Guinea worm cases by year
| Year | Reported cases | Countries |
|---|---|---|
| 1986 | estimated 3,500,000 | 21 |
| 1989 | 892,055 | 15 |
| 1992 | 374,202 | 15 |
| 1995 | 129,852 | 19 |
| 2000 | 75,223 | 16 |
| 2001 | 63,717 | 16 |
| 2002 | 54,638 | 14 |
| 2003 | 32,193 | 13 |
| 2004 | 16,026 | 13 |
| 2005 | 10,674 | 12 |
| 2006 | 25,217 | 10 |
| 2007 | 9,585 | 9 |
| 2008 | 4,619 | 7 |
| 2009 | 3,190 | 5 |
| 2010 | 1,797 | 4 (6) |
| 2011 | 1,060 | 4 |
| 2012 | 542 | 4 |
| 2013 | 148 | 5 |
| 2014 | 126 | 4 |
| 2015 | 22 | 4 |
| 2016 | 25 | 3 |
| 2017 | 30 | 2 |
| 2018 | 28 | 3 |
| 2019 | 54 | 4 |
| 2020 | 27 | 6 |
| 2021 | 15 | 4 |
| 2022 | 13 | 4 |
| 2023 | 14 | 4 |
| 2024 | 15 | 2 |
| 2025 | 10 | 3 |

In the 1980s, the Carter Center initiated a program to eradicate the Guinea worm. The campaign began in 1980 at the U.S. Centers for Disease Control and Prevention. In 1984, the CDC was designated by the World Health Organization as the "Collaborating Center for Research, Training, and Eradication of D. medinensis". More than twenty countries were affected by Guinea worms in 1986. That year, WHO started the eradication program with the Carter Center leading the effort. The program included education of people in affected areas that the disease was caused by larvae in drinking water, isolation and support for affected people, and – crucially – widespread distribution of net filters and pipe filters for drinking water, and education about the importance of using them.

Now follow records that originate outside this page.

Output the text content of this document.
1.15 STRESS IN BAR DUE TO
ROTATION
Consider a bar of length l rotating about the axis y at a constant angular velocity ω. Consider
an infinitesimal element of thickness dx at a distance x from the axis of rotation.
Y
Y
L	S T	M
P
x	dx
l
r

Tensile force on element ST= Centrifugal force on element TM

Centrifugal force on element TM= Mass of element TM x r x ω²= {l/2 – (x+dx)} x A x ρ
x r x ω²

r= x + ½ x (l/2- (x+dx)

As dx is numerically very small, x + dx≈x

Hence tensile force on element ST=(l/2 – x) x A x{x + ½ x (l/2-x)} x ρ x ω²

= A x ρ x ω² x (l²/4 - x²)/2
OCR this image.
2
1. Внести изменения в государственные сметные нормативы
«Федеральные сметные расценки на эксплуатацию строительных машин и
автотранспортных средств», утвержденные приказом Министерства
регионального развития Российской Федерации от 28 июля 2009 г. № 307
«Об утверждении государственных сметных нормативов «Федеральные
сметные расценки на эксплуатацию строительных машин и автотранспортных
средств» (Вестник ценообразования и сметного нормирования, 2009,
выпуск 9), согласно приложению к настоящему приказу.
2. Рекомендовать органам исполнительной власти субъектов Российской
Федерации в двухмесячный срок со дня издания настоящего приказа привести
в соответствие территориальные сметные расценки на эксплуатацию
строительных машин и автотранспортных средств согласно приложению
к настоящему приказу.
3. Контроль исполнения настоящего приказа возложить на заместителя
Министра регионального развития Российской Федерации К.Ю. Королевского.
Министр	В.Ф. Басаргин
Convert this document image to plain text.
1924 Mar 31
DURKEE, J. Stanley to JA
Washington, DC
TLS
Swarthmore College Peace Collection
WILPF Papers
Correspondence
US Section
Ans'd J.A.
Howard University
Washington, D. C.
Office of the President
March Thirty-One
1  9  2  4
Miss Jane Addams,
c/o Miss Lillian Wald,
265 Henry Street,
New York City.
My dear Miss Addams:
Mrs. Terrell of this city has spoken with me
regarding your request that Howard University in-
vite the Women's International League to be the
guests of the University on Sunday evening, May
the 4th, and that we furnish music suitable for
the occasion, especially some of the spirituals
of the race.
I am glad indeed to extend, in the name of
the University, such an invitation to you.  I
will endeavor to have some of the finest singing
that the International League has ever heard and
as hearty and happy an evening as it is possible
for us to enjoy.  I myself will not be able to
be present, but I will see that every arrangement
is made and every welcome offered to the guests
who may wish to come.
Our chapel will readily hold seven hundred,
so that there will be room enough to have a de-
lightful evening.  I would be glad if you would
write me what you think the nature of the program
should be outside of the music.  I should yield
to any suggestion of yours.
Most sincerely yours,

As of 2015, the species has been reported to be near eradication. The International Commission for the Certification of Dracunculus Eradication has certified 198 countries, territories, and other WHO represented areas. As of January 2015, eight countries were yet to be certified as Guinea worm-free: Angola, the Democratic Republic of the Congo, Kenya, Sudan, Chad, Ethiopia, Mali, and South Sudan; of these, only in Chad, Ethiopia, Mali, and South Sudan does D. medinensis remain endemic.

As of 2024, the disease has been reduced by more than 99.99% and more than 100 million cases have been prevented.